By Ambar Warrick
Investing.com-- Most Asian currencies fell on Monday after mixed Chinese trade data raised concerns over demand in the country, while the dollar strengthened on expectations that the Federal Reserve will hike rates at a sharp clip next month.
As of 2302 ET (0302 GMT), the Chinese yuan was largely muted at 6.7620, as investors weighed robust exports against a smaller-than-expected rise in Chinese imports.
While China’s trade balance surged to a record high in July, a smaller-than-expected rise in imports raised concerns over sluggish demand in the country, which is a major export destination for most of Asia.
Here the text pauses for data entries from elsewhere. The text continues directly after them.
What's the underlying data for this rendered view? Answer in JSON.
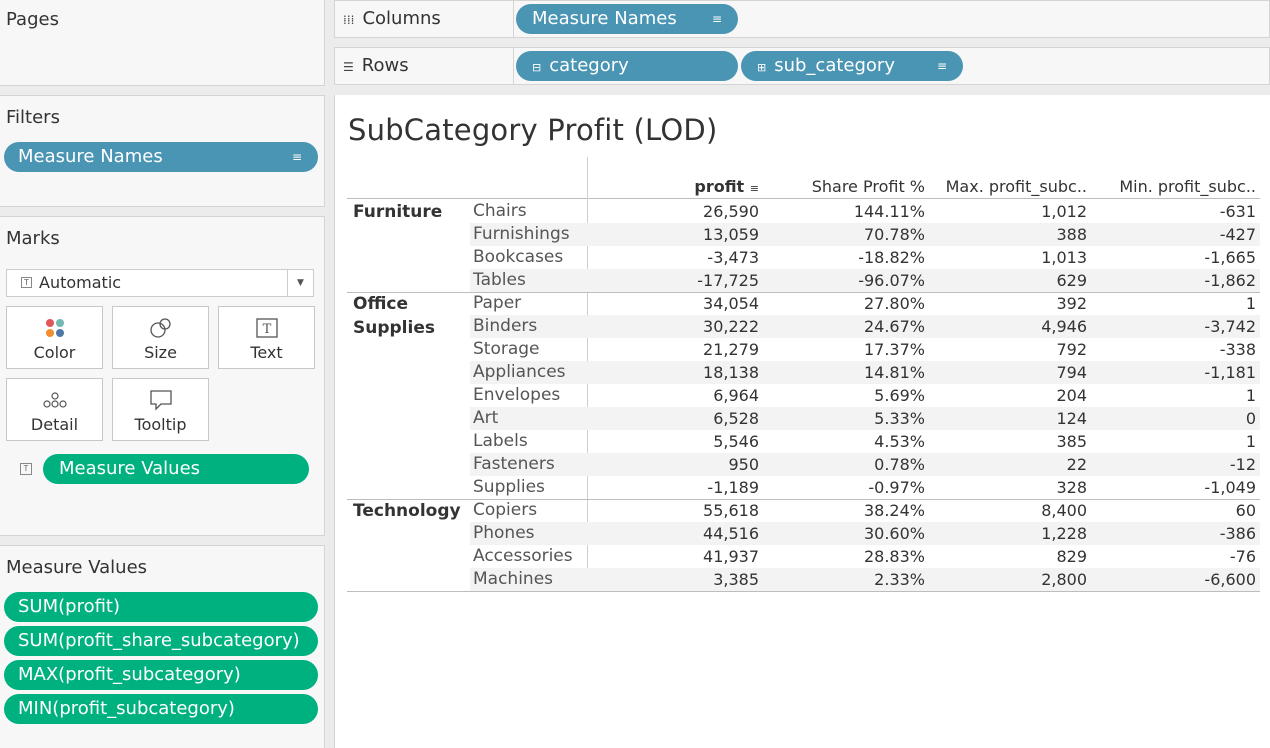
{
  "pages": {
    "title": "Pages"
  },
  "filters": {
    "title": "Filters",
    "pills": [
      "Measure Names"
    ]
  },
  "marks": {
    "title": "Marks",
    "mark_type": "Automatic",
    "buttons": [
      {
        "label": "Color",
        "icon": "color-icon"
      },
      {
        "label": "Size",
        "icon": "size-icon"
      },
      {
        "label": "Text",
        "icon": "text-icon"
      },
      {
        "label": "Detail",
        "icon": "detail-icon"
      },
      {
        "label": "Tooltip",
        "icon": "tooltip-icon"
      }
    ],
    "field_pill": "Measure Values"
  },
  "measure_values": {
    "title": "Measure Values",
    "pills": [
      "SUM(profit)",
      "SUM(profit_share_subcategory)",
      "MAX(profit_subcategory)",
      "MIN(profit_subcategory)"
    ]
  },
  "shelves": {
    "columns": {
      "label": "Columns",
      "pills": [
        "Measure Names"
      ]
    },
    "rows": {
      "label": "Rows",
      "pills": [
        "category",
        "sub_category"
      ]
    }
  },
  "view": {
    "title": "SubCategory Profit (LOD)",
    "headers": [
      "profit",
      "Share Profit %",
      "Max. profit_subc..",
      "Min. profit_subc.."
    ],
    "groups": [
      {
        "category": "Furniture",
        "rows": [
          {
            "sub": "Chairs",
            "profit": "26,590",
            "share": "144.11%",
            "max": "1,012",
            "min": "-631"
          },
          {
            "sub": "Furnishings",
            "profit": "13,059",
            "share": "70.78%",
            "max": "388",
            "min": "-427"
          },
          {
            "sub": "Bookcases",
            "profit": "-3,473",
            "share": "-18.82%",
            "max": "1,013",
            "min": "-1,665"
          },
          {
            "sub": "Tables",
            "profit": "-17,725",
            "share": "-96.07%",
            "max": "629",
            "min": "-1,862"
          }
        ]
      },
      {
        "category": "Office Supplies",
        "rows": [
          {
            "sub": "Paper",
            "profit": "34,054",
            "share": "27.80%",
            "max": "392",
            "min": "1"
          },
          {
            "sub": "Binders",
            "profit": "30,222",
            "share": "24.67%",
            "max": "4,946",
            "min": "-3,742"
          },
          {
            "sub": "Storage",
            "profit": "21,279",
            "share": "17.37%",
            "max": "792",
            "min": "-338"
          },
          {
            "sub": "Appliances",
            "profit": "18,138",
            "share": "14.81%",
            "max": "794",
            "min": "-1,181"
          },
          {
            "sub": "Envelopes",
            "profit": "6,964",
            "share": "5.69%",
            "max": "204",
            "min": "1"
          },
          {
            "sub": "Art",
            "profit": "6,528",
            "share": "5.33%",
            "max": "124",
            "min": "0"
          },
          {
            "sub": "Labels",
            "profit": "5,546",
            "share": "4.53%",
            "max": "385",
            "min": "1"
          },
          {
            "sub": "Fasteners",
            "profit": "950",
            "share": "0.78%",
            "max": "22",
            "min": "-12"
          },
          {
            "sub": "Supplies",
            "profit": "-1,189",
            "share": "-0.97%",
            "max": "328",
            "min": "-1,049"
          }
        ]
      },
      {
        "category": "Technology",
        "rows": [
          {
            "sub": "Copiers",
            "profit": "55,618",
            "share": "38.24%",
            "max": "8,400",
            "min": "60"
          },
          {
            "sub": "Phones",
            "profit": "44,516",
            "share": "30.60%",
            "max": "1,228",
            "min": "-386"
          },
          {
            "sub": "Accessories",
            "profit": "41,937",
            "share": "28.83%",
            "max": "829",
            "min": "-76"
          },
          {
            "sub": "Machines",
            "profit": "3,385",
            "share": "2.33%",
            "max": "2,800",
            "min": "-6,600"
          }
        ]
      }
    ]
  },
  "colors": {
    "dimension_pill": "#4a95b4",
    "measure_pill": "#00b180"
  }
}
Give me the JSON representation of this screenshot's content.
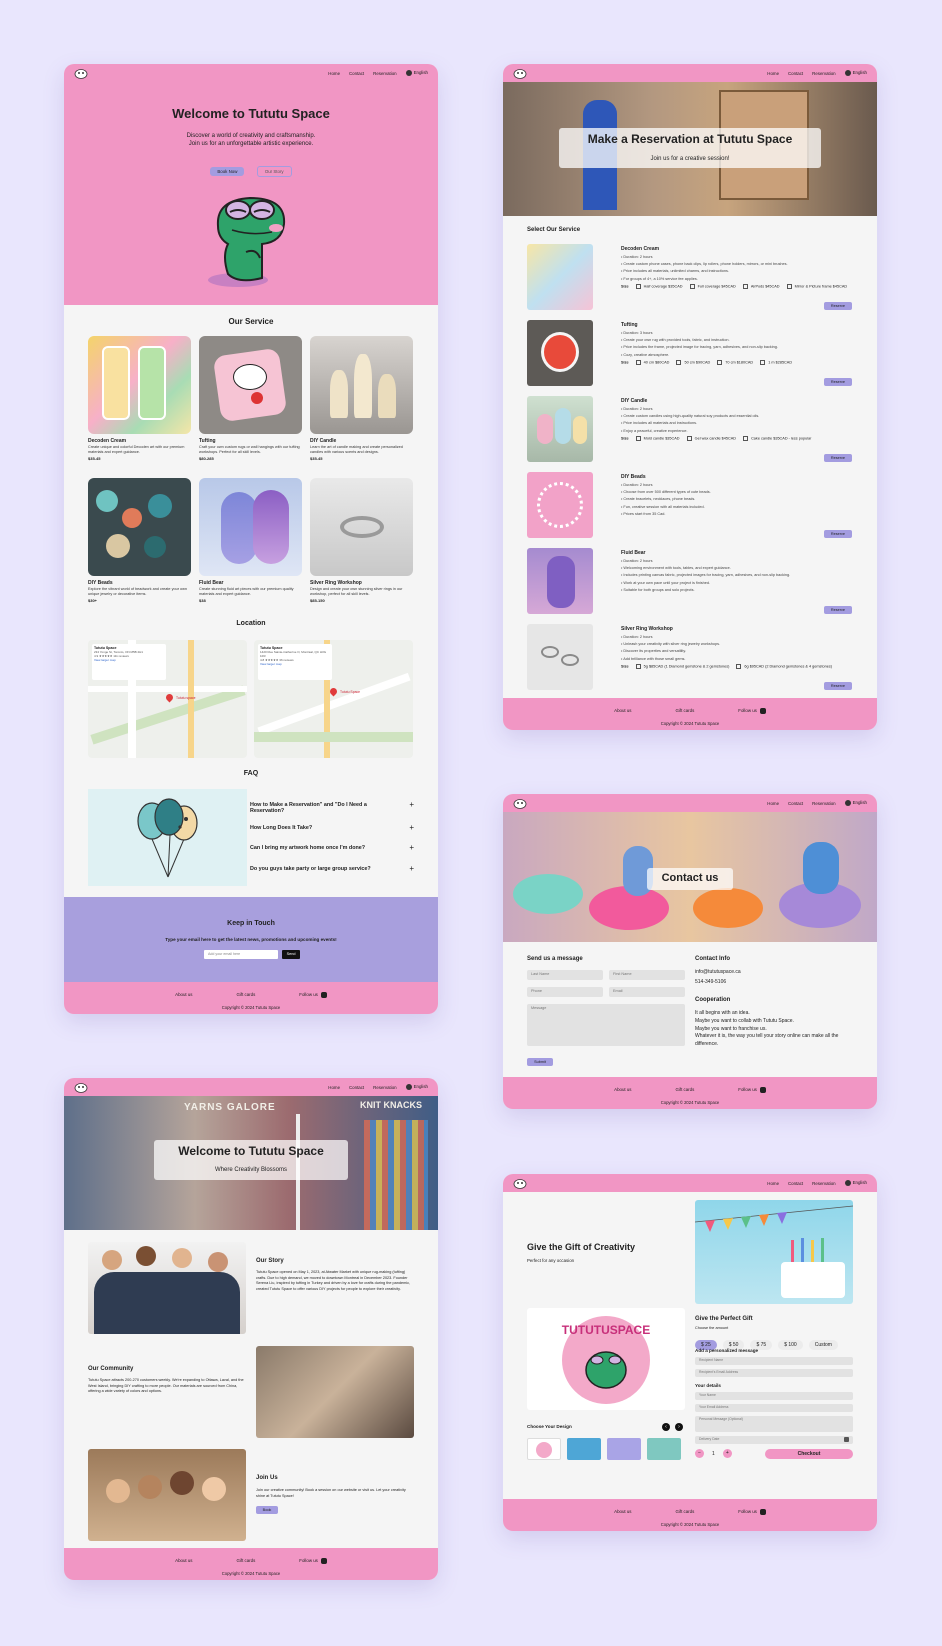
{
  "common": {
    "nav": {
      "home": "Home",
      "contact": "Contact",
      "reservation": "Reservation",
      "language": "English"
    },
    "footer": {
      "about": "About us",
      "gift": "Gift cards",
      "follow": "Follow us",
      "copyright": "Copyright © 2024 Tututu Space"
    }
  },
  "home": {
    "hero_title": "Welcome to Tututu Space",
    "hero_sub1": "Discover a world of creativity and craftsmanship.",
    "hero_sub2": "Join us for an unforgettable artistic experience.",
    "book_btn": "Book Now",
    "story_btn": "Our Story",
    "service_title": "Our Service",
    "services": [
      {
        "name": "Decoden Cream",
        "desc": "Create unique and colorful Decoden art with our premium materials and expert guidance.",
        "price": "$35-45"
      },
      {
        "name": "Tufting",
        "desc": "Craft your own custom rugs or wall hangings with our tufting workshops. Perfect for all skill levels.",
        "price": "$80-285"
      },
      {
        "name": "DIY Candle",
        "desc": "Learn the art of candle making and create personalized candles with various scents and designs.",
        "price": "$35-45"
      },
      {
        "name": "DIY Beads",
        "desc": "Explore the vibrant world of beadwork and create your own unique jewelry or decorative items.",
        "price": "$30+"
      },
      {
        "name": "Fluid Bear",
        "desc": "Create stunning fluid art pieces with our premium quality materials and expert guidance.",
        "price": "$38"
      },
      {
        "name": "Silver Ring Workshop",
        "desc": "Design and create your own stunning silver rings in our workshop, perfect for all skill levels.",
        "price": "$85-150"
      }
    ],
    "location_title": "Location",
    "maps": [
      {
        "name": "Tututu Space",
        "addr": "234 Yonge St, Toronto, ON M5B 2H1",
        "rating": "4.9 ★★★★★ 111 reviews",
        "link": "View larger map",
        "pin": "Tututu space"
      },
      {
        "name": "Tututu Space",
        "addr": "1420 Rue Sainte-Catherine O, Montréal, QC H3G 1R3",
        "rating": "4.8 ★★★★★ 36 reviews",
        "link": "View larger map",
        "pin": "Tututu Space"
      }
    ],
    "faq_title": "FAQ",
    "faqs": [
      "How to Make a Reservation\" and \"Do I Need a Reservation?",
      "How Long Does It Take?",
      "Can I bring my artwork home once I'm done?",
      "Do you guys take party or large group service?"
    ],
    "keep_title": "Keep in Touch",
    "keep_sub": "Type your email here to get the latest news, promotions and upcoming events!",
    "email_placeholder": "Add your email here",
    "send_btn": "Send"
  },
  "reservation": {
    "hero_title": "Make a Reservation at Tututu Space",
    "hero_sub": "Join us for a creative session!",
    "select_title": "Select Our Service",
    "items": [
      {
        "name": "Decoden Cream",
        "bullets": [
          "Duration: 2 hours",
          "Create custom phone cases, phone back clips, lip rollers, phone holders, mirrors, or mini brushes.",
          "Price includes all materials, unlimited charms, and instructions.",
          "For groups of 4+, a 10% service fee applies."
        ],
        "size_label": "Size",
        "sizes": [
          "Half coverage $35CAD",
          "Full coverage $45CAD",
          "AirPods $45CAD",
          "Mirror & Picture frame $45CAD"
        ],
        "btn": "Reserve"
      },
      {
        "name": "Tufting",
        "bullets": [
          "Duration: 3 hours",
          "Create your own rug with provided tools, fabric, and instruction.",
          "Price includes the frame, projected image for tracing, yarn, adhesives, and non-slip backing.",
          "Cozy, creative atmosphere."
        ],
        "size_label": "Size",
        "sizes": [
          "40 cm $80CAD",
          "50 cm $90CAD",
          "70 cm $180CAD",
          "1 m $285CAD"
        ],
        "btn": "Reserve"
      },
      {
        "name": "DIY Candle",
        "bullets": [
          "Duration: 2 hours",
          "Create custom candles using high-quality natural soy products and essential oils.",
          "Price includes all materials and instructions.",
          "Enjoy a peaceful, creative experience."
        ],
        "size_label": "Size",
        "sizes": [
          "Mold candle $35CAD",
          "Gel wax candle $45CAD",
          "Cake candle $35CAD - less popular"
        ],
        "btn": "Reserve"
      },
      {
        "name": "DIY Beads",
        "bullets": [
          "Duration: 2 hours",
          "Choose from over 500 different types of cute beads.",
          "Create bracelets, necklaces, phone beads.",
          "Fun, creative session with all materials included.",
          "Prices start from 35 Cad."
        ],
        "size_label": "",
        "sizes": [],
        "btn": "Reserve"
      },
      {
        "name": "Fluid Bear",
        "bullets": [
          "Duration: 2 hours",
          "Welcoming environment with tools, tables, and expert guidance.",
          "Includes printing canvas fabric, projected images for tracing, yarn, adhesives, and non-slip backing.",
          "Work at your own pace until your project is finished.",
          "Suitable for both groups and solo projects."
        ],
        "size_label": "",
        "sizes": [],
        "btn": "Reserve"
      },
      {
        "name": "Silver Ring Workshop",
        "bullets": [
          "Duration: 2 hours",
          "Unleash your creativity with silver ring jewelry workshops.",
          "Discover its properties and versatility.",
          "Add brilliance with those small gems."
        ],
        "size_label": "Size",
        "sizes": [
          "5g $85CAD (1 Diamond gemstone & 2 gemstones)",
          "6g $95CAD (2 Diamond gemstones & 4 gemstones)"
        ],
        "btn": "Reserve"
      }
    ]
  },
  "contact": {
    "hero_title": "Contact us",
    "send_title": "Send us a message",
    "fields": {
      "last": "Last Name",
      "first": "First Name",
      "phone": "Phone",
      "email": "Email",
      "message": "Message"
    },
    "submit": "Submit",
    "info_title": "Contact Info",
    "info_email": "info@tututuspace.ca",
    "info_phone": "514-349-5106",
    "coop_title": "Cooperation",
    "coop_lines": [
      "It all begins with an idea.",
      "Maybe you want to collab with Tututu Space.",
      "Maybe you want to franchise us.",
      "Whatever it is, the way you tell your story online can make all the difference."
    ]
  },
  "story": {
    "hero_title": "Welcome to Tututu Space",
    "hero_sub": "Where Creativity Blossoms",
    "yarn_sign": "YARNS GALORE",
    "knit_sign": "KNIT KNACKS",
    "our_story_title": "Our Story",
    "our_story_text": "Tututu Space opened on May 1, 2023, at Atwater Market with unique rug-making (tufting) crafts. Due to high demand, we moved to downtown Montreal in December 2023. Founder Serena Liu, inspired by tufting in Turkey and driven by a love for crafts during the pandemic, created Tututu Space to offer various DIY projects for people to explore their creativity.",
    "community_title": "Our Community",
    "community_text": "Tututu Space attracts 200-270 customers weekly. We're expanding to Ottawa, Laval, and the West Island, bringing DIY crafting to more people. Our materials are sourced from China, offering a wide variety of colors and options.",
    "join_title": "Join Us",
    "join_text": "Join our creative community! Book a session on our website or visit us. Let your creativity shine at Tututu Space!",
    "join_btn": "Book"
  },
  "gift": {
    "title": "Give the Gift of Creativity",
    "sub": "Perfect for any occasion",
    "logo_text": "TUTUTUSPACE",
    "perfect_title": "Give the Perfect Gift",
    "choose_amount": "Choose the amount",
    "amounts": [
      "$ 25",
      "$ 50",
      "$ 75",
      "$ 100",
      "Custom"
    ],
    "personal_title": "Add a personalized message",
    "recipient_name": "Recipient Name",
    "recipient_email": "Recipient's Email Address",
    "details_title": "Your details",
    "your_name": "Your Name",
    "your_email": "Your Email Address",
    "personal_msg": "Personal Message (Optional)",
    "delivery": "Delivery Date",
    "qty": "1",
    "minus": "−",
    "plus": "+",
    "checkout": "Checkout",
    "choose_design": "Choose Your Design"
  },
  "colors": {
    "pink": "#f196c4",
    "lavender": "#a39ce0",
    "background": "#e9e6fd",
    "card": "#f5f5f5"
  }
}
Currencies of countries with high trade exposure to China retreated on the data. The Philippine peso lost 0.1%, while Indonesia’s rupiah fell 0.3%.
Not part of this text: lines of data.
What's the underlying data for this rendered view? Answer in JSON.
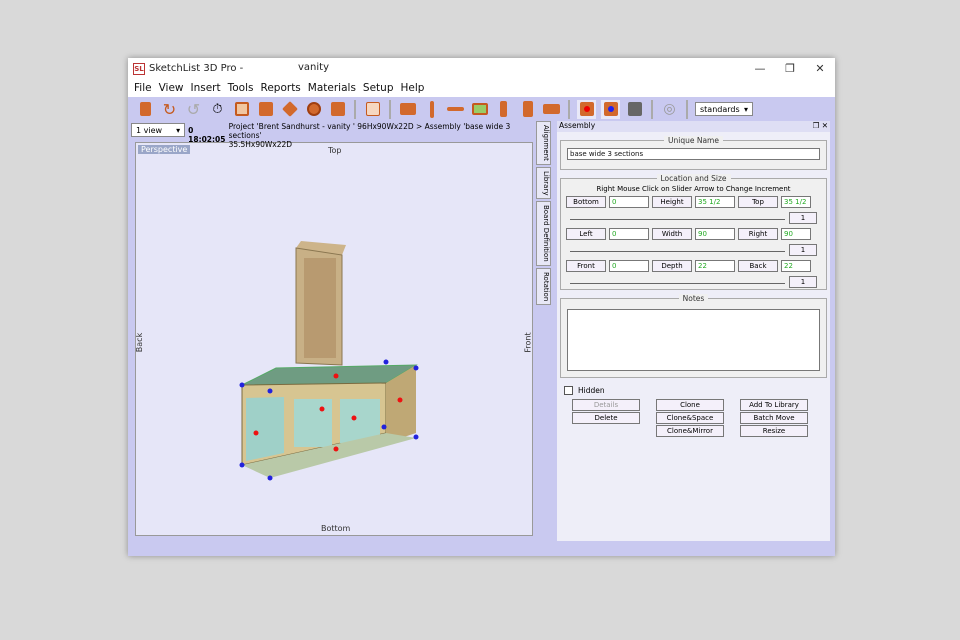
{
  "window": {
    "app_title": "SketchList 3D Pro -",
    "doc_title": "vanity",
    "logo": "SL",
    "controls": [
      "—",
      "❐",
      "✕"
    ]
  },
  "menu": [
    "File",
    "View",
    "Insert",
    "Tools",
    "Reports",
    "Materials",
    "Setup",
    "Help"
  ],
  "toolbar": {
    "standards": "standards"
  },
  "status": {
    "view": "1 view",
    "time": "0 18:02:05",
    "path": "Project 'Brent Sandhurst - vanity ' 96Hx90Wx22D > Assembly 'base wide 3 sections'",
    "size": "35.5Hx90Wx22D"
  },
  "viewport": {
    "mode": "Perspective",
    "top": "Top",
    "bottom": "Bottom",
    "back": "Back",
    "front": "Front"
  },
  "side_tabs": [
    "Alignment",
    "Library",
    "Board Definition",
    "Rotation"
  ],
  "panel": {
    "title": "Assembly",
    "unique_name_title": "Unique Name",
    "unique_name": "base wide 3 sections",
    "loc_title": "Location and Size",
    "hint": "Right Mouse Click on Slider Arrow to Change Increment",
    "rows": [
      [
        {
          "label": "Bottom",
          "value": "0"
        },
        {
          "label": "Height",
          "value": "35 1/2"
        },
        {
          "label": "Top",
          "value": "35 1/2"
        }
      ],
      [
        {
          "label": "Left",
          "value": "0"
        },
        {
          "label": "Width",
          "value": "90"
        },
        {
          "label": "Right",
          "value": "90"
        }
      ],
      [
        {
          "label": "Front",
          "value": "0"
        },
        {
          "label": "Depth",
          "value": "22"
        },
        {
          "label": "Back",
          "value": "22"
        }
      ]
    ],
    "increment": "1",
    "notes_title": "Notes",
    "hidden": "Hidden",
    "buttons": [
      "Details",
      "Clone",
      "Add To Library",
      "Delete",
      "Clone&Space",
      "Batch Move",
      "",
      "Clone&Mirror",
      "Resize"
    ]
  }
}
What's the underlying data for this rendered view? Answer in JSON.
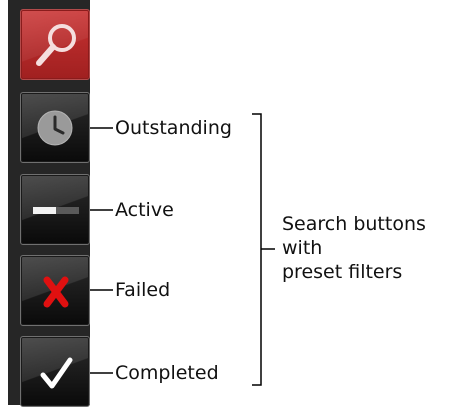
{
  "toolbar": {
    "buttons": [
      {
        "name": "search",
        "icon": "magnifier-icon",
        "active": true
      },
      {
        "name": "outstanding",
        "icon": "clock-icon",
        "label": "Outstanding"
      },
      {
        "name": "active",
        "icon": "progress-bar-icon",
        "label": "Active"
      },
      {
        "name": "failed",
        "icon": "red-x-icon",
        "label": "Failed"
      },
      {
        "name": "completed",
        "icon": "checkmark-icon",
        "label": "Completed"
      }
    ]
  },
  "callout": {
    "line1": "Search buttons",
    "line2": "with",
    "line3": "preset filters"
  },
  "colors": {
    "toolbar_bg": "#262626",
    "search_button": "#c12c2c",
    "failed_x": "#e01010"
  }
}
The Chinese data comes just as the country begins rolling back crippling COVID-related lockdowns. The lockdowns had severely dented Chinese economic growth, which caused a knock-on effect across Asia. This has also seen Chinese inflation lag the large spikes seen across the globe, with a reading on Wednesday set to further the trend.
The Australian dollar rose 0.3% to 0.69 to the dollar as data showed that despite sluggish imports, China’s appetite for industrial metals- Australia’s top export to the country- remained steady. Australia had recently logged a record trade surplus on strong commodity exports to China.
Elsewhere, the Japanese yen fell 0.3% against the greenback to 135.34, and was the worst performer among its peers in Asia.
Japan logged its first current account deficit in five months in June, as rising commodity prices saw the value of imports largely eclipse exports.
The yen, along with most other currencies, was also pressured by expectations that the Fed will hike interest rates sharply when it meets in September. The dollar index jumped 0.9% on Friday, as did dollar index futures.
Stronger-than-expected U.S. payrolls data last week has bolstered this notion. With U.S. wages also rising at a steady pace, investors fear that the Fed could be pushed into hiking rates more than expected, to stave off inflationary pressures.
Focus is now also on the upcoming U.S. CPI inflation data on Wednesday, which is likely to factor into the Fed’s stance on interest rates.